THE STOCK market’s robust rally was slowing even before Friday’s jobs report, but the red flag sent up by the weak payrolls data makes the path to more gains less secure.
It means the bulls will have to look to earnings for a way to keep the rally going. The S&P 500 hit an all-time closing high on Tuesday, but lately defensive stocks have been leading the charge, and notable growth indexes are slipping.
This rotation has many thinking the long-awaited market correction is nigh.
A three per cent decline in the Russell 2000 index last week seemed to be a confirmation of the trend.

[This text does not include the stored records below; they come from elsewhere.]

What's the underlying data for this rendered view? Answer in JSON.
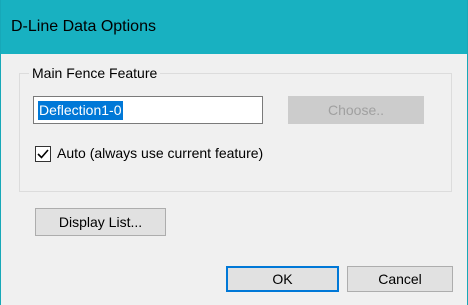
{
  "window": {
    "title": "D-Line Data Options"
  },
  "group": {
    "legend": "Main Fence Feature"
  },
  "feature": {
    "value": "Deflection1-0"
  },
  "buttons": {
    "choose": "Choose..",
    "display_list": "Display List...",
    "ok": "OK",
    "cancel": "Cancel"
  },
  "auto_option": {
    "label": "Auto (always use current feature)",
    "checked": true
  },
  "colors": {
    "titlebar": "#18b1c1",
    "selection": "#0078d7",
    "default_button_border": "#0078d7"
  }
}
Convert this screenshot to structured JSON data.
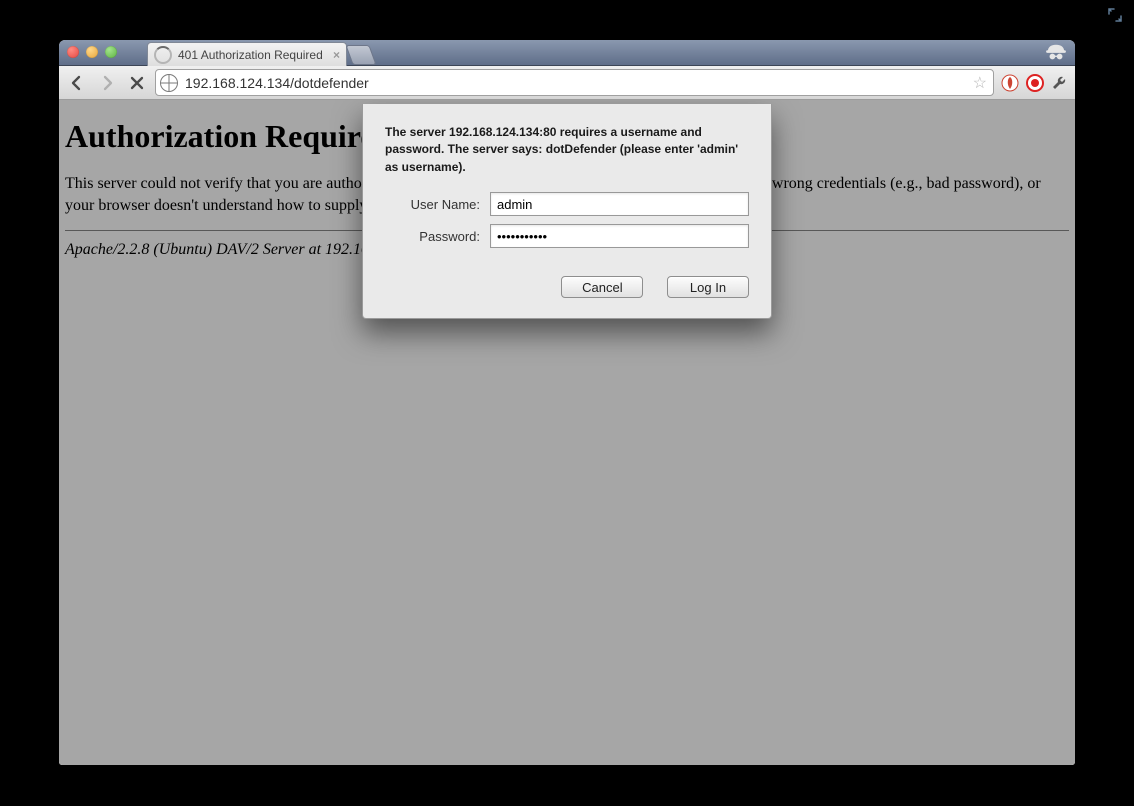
{
  "tab": {
    "title": "401 Authorization Required"
  },
  "address_bar": {
    "url": "192.168.124.134/dotdefender"
  },
  "page": {
    "heading": "Authorization Required",
    "body": "This server could not verify that you are authorized to access the document requested. Either you supplied the wrong credentials (e.g., bad password), or your browser doesn't understand how to supply the credentials required.",
    "signature": "Apache/2.2.8 (Ubuntu) DAV/2 Server at 192.168.124.134 Port 80"
  },
  "dialog": {
    "message": "The server 192.168.124.134:80 requires a username and password. The server says: dotDefender (please enter 'admin' as username).",
    "username_label": "User Name:",
    "username_value": "admin",
    "password_label": "Password:",
    "password_value": "•••••••••••",
    "cancel_label": "Cancel",
    "login_label": "Log In"
  }
}
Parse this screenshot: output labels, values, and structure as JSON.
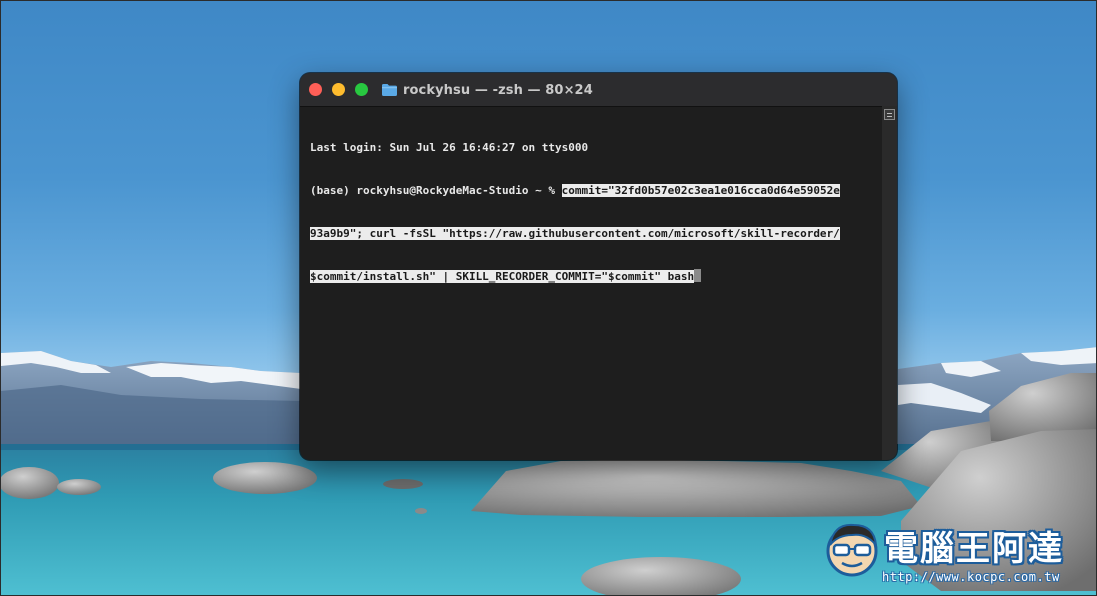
{
  "window": {
    "title": "rockyhsu — -zsh — 80×24",
    "icon": "folder-icon"
  },
  "terminal": {
    "lines": [
      {
        "plain": "Last login: Sun Jul 26 16:46:27 on ttys000",
        "selected": ""
      },
      {
        "plain": "(base) rockyhsu@RockydeMac-Studio ~ % ",
        "selected": "commit=\"32fd0b57e02c3ea1e016cca0d64e59052e"
      },
      {
        "plain": "",
        "selected": "93a9b9\"; curl -fsSL \"https://raw.githubusercontent.com/microsoft/skill-recorder/"
      },
      {
        "plain": "",
        "selected": "$commit/install.sh\" | SKILL_RECORDER_COMMIT=\"$commit\" bash"
      }
    ]
  },
  "watermark": {
    "title": "電腦王阿達",
    "url": "http://www.kocpc.com.tw"
  },
  "colors": {
    "close": "#fe5f57",
    "minimize": "#febc2e",
    "maximize": "#28c840",
    "terminal_bg": "#1e1e1e",
    "titlebar_bg": "#2c2c2e",
    "selection_bg": "#ececec"
  }
}
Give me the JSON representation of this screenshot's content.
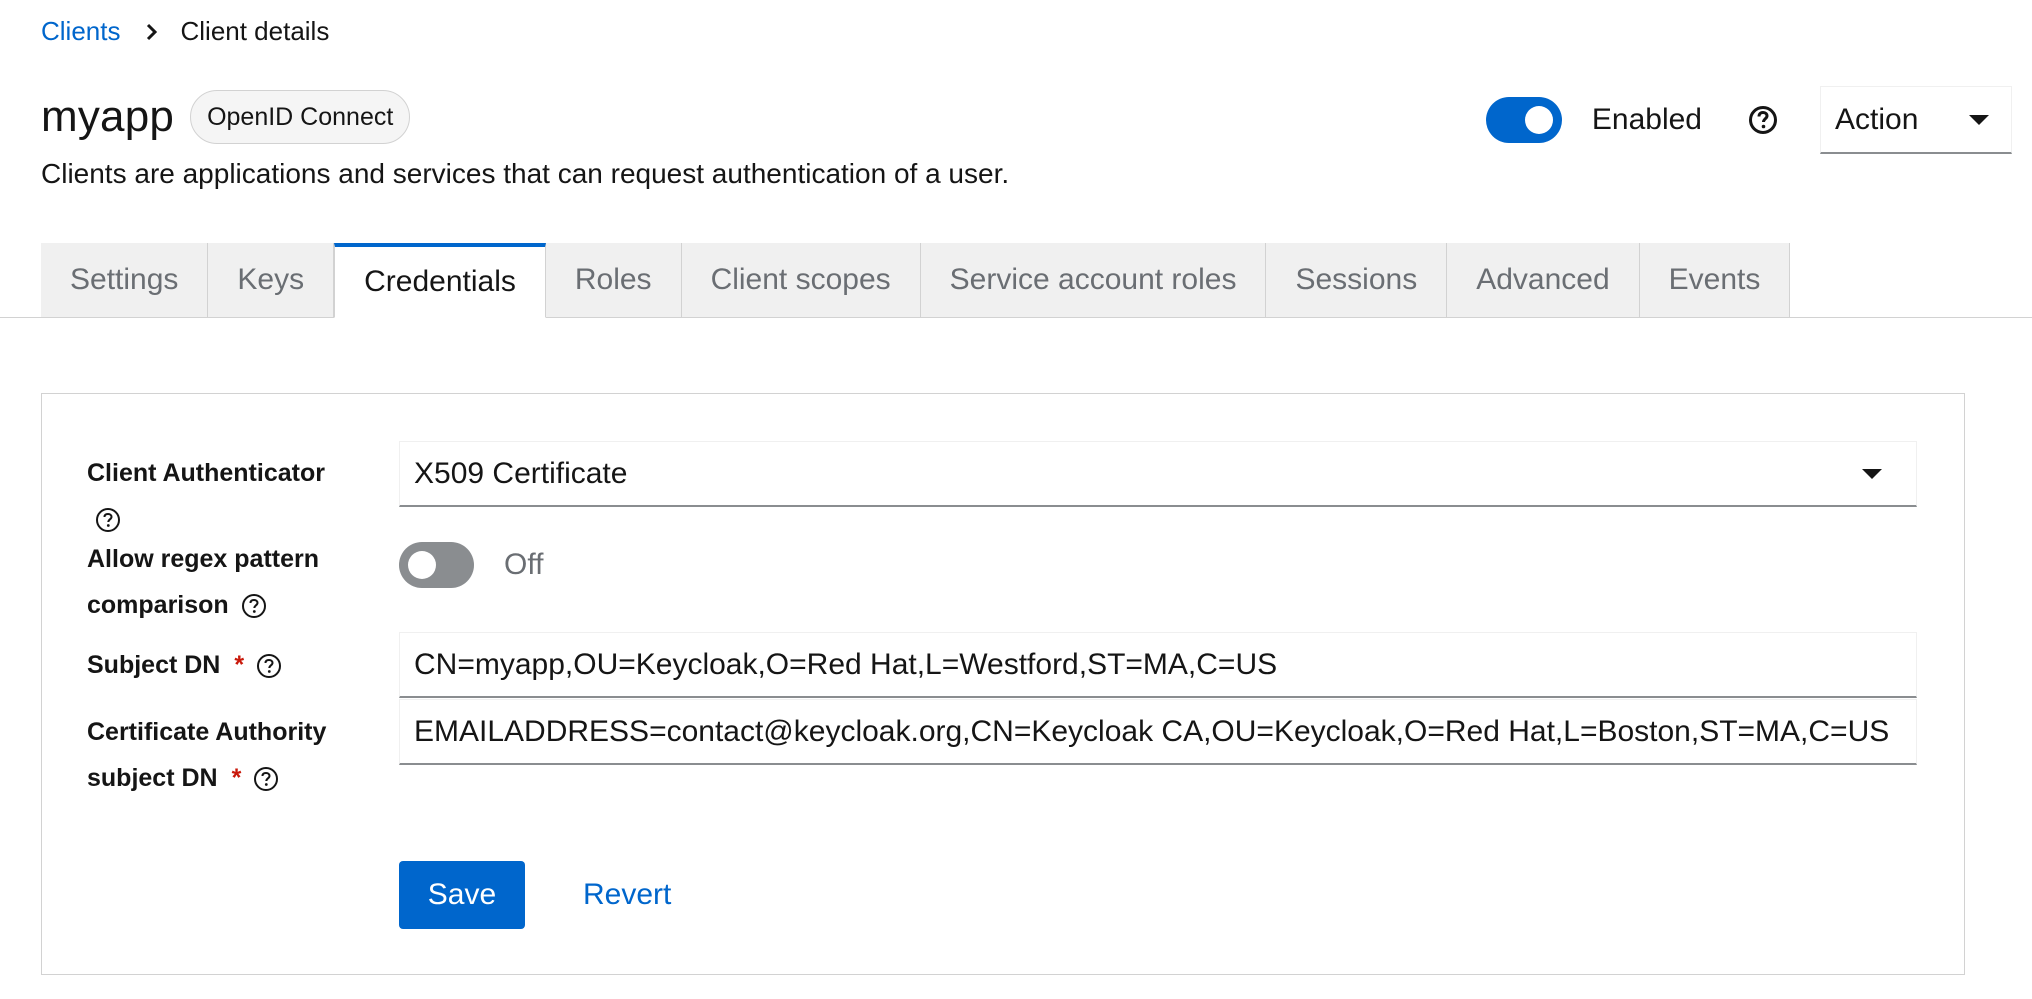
{
  "breadcrumb": {
    "parent": "Clients",
    "current": "Client details"
  },
  "header": {
    "title": "myapp",
    "protocol_badge": "OpenID Connect",
    "description": "Clients are applications and services that can request authentication of a user.",
    "enabled_label": "Enabled",
    "enabled": true,
    "action_label": "Action"
  },
  "tabs": [
    {
      "label": "Settings",
      "active": false
    },
    {
      "label": "Keys",
      "active": false
    },
    {
      "label": "Credentials",
      "active": true
    },
    {
      "label": "Roles",
      "active": false
    },
    {
      "label": "Client scopes",
      "active": false
    },
    {
      "label": "Service account roles",
      "active": false
    },
    {
      "label": "Sessions",
      "active": false
    },
    {
      "label": "Advanced",
      "active": false
    },
    {
      "label": "Events",
      "active": false
    }
  ],
  "form": {
    "client_authenticator": {
      "label": "Client Authenticator",
      "value": "X509 Certificate"
    },
    "allow_regex": {
      "label_line1": "Allow regex pattern",
      "label_line2": "comparison",
      "state_label": "Off",
      "enabled": false
    },
    "subject_dn": {
      "label": "Subject DN",
      "required_mark": "*",
      "value": "CN=myapp,OU=Keycloak,O=Red Hat,L=Westford,ST=MA,C=US"
    },
    "ca_subject_dn": {
      "label_line1": "Certificate Authority",
      "label_line2": "subject DN",
      "required_mark": "*",
      "value": "EMAILADDRESS=contact@keycloak.org,CN=Keycloak CA,OU=Keycloak,O=Red Hat,L=Boston,ST=MA,C=US"
    },
    "save_label": "Save",
    "revert_label": "Revert"
  },
  "colors": {
    "accent": "#0066cc",
    "required": "#c9190b",
    "tab_inactive_bg": "#f0f0f0"
  },
  "icons": {
    "breadcrumb_separator": "chevron-right-icon",
    "header_help": "question-circle-icon",
    "field_help": "help-outline-icon",
    "dropdown": "caret-down-icon"
  }
}
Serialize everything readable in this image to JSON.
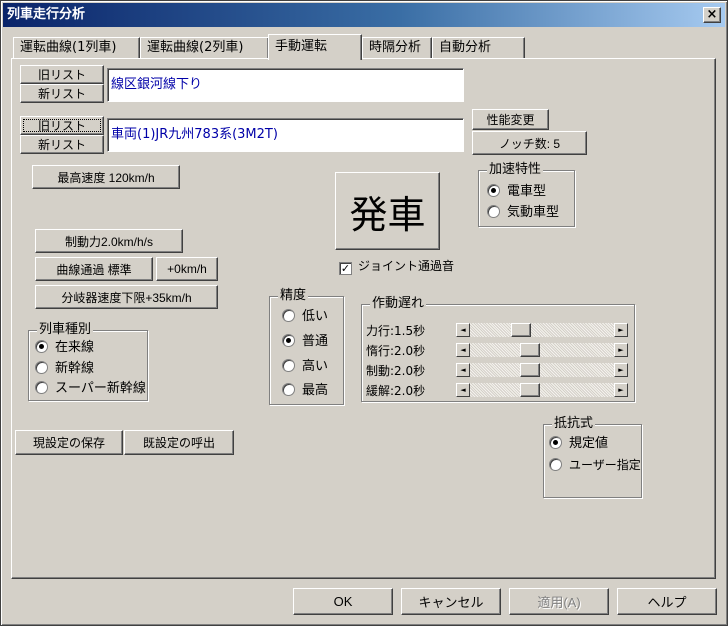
{
  "window": {
    "title": "列車走行分析",
    "close_glyph": "×"
  },
  "tabs": [
    {
      "label": "運転曲線(1列車)"
    },
    {
      "label": "運転曲線(2列車)"
    },
    {
      "label": "手動運転"
    },
    {
      "label": "時隔分析"
    },
    {
      "label": "自動分析"
    }
  ],
  "route": {
    "old_list": "旧リスト",
    "new_list": "新リスト",
    "value": "線区銀河線下り"
  },
  "vehicle": {
    "old_list": "旧リスト",
    "new_list": "新リスト",
    "value": "車両(1)JR九州783系(3M2T)",
    "performance_change": "性能変更",
    "notch_count": "ノッチ数: 5"
  },
  "max_speed": "最高速度 120km/h",
  "depart": "発車",
  "joint_sound": {
    "label": "ジョイント通過音",
    "checked": true,
    "check_glyph": "✓"
  },
  "accel": {
    "title": "加速特性",
    "options": [
      "電車型",
      "気動車型"
    ],
    "selected": 0
  },
  "brake_force": "制動力2.0km/h/s",
  "curve_pass": {
    "label": "曲線通過 標準",
    "plus": "+0km/h"
  },
  "turnout": "分岐器速度下限+35km/h",
  "precision": {
    "title": "精度",
    "options": [
      "低い",
      "普通",
      "高い",
      "最高"
    ],
    "selected": 1
  },
  "delay": {
    "title": "作動遅れ",
    "rows": [
      {
        "label": "力行:1.5秒",
        "position": 0.33
      },
      {
        "label": "惰行:2.0秒",
        "position": 0.4
      },
      {
        "label": "制動:2.0秒",
        "position": 0.4
      },
      {
        "label": "緩解:2.0秒",
        "position": 0.4
      }
    ],
    "left_arrow": "◄",
    "right_arrow": "►"
  },
  "train_type": {
    "title": "列車種別",
    "options": [
      "在来線",
      "新幹線",
      "スーパー新幹線"
    ],
    "selected": 0
  },
  "save_settings": "現設定の保存",
  "load_settings": "既設定の呼出",
  "resistance": {
    "title": "抵抗式",
    "options": [
      "規定値",
      "ユーザー指定"
    ],
    "selected": 0
  },
  "footer": {
    "ok": "OK",
    "cancel": "キャンセル",
    "apply": "適用(A)",
    "help": "ヘルプ"
  }
}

Earnings season starts in earnest this week, with the highlight coming from JPMorgan Chase and Wells Fargo on Friday. Details on Wells Fargo’s earnings will be dissected for clues on the health of the housing market.
Overall, S&P 500 earnings are expected to have risen 1.5 per cent last quarter, down from a 4.3 per cent gain expected at the start of the year, according to Thomson Reuters data.
The Federal Reserve could be this week’s wild card. Indications of renewed support for lose monetary policy – or the slightest hint in the direction of tightening – have triggered wild moves in the market.
The minutes of the March FOMC meeting are due on Wednesday and market participants will look for insight into the debate regarding the amount and duration of bond purchases the US central bank is executing monthly.
The hawkish argument – a reduction of stimulus – was dented by Friday's job report, so any mention of it in the minutes may not trigger panic.
But more than a dozen speeches by various Fed officers this week could stir things up.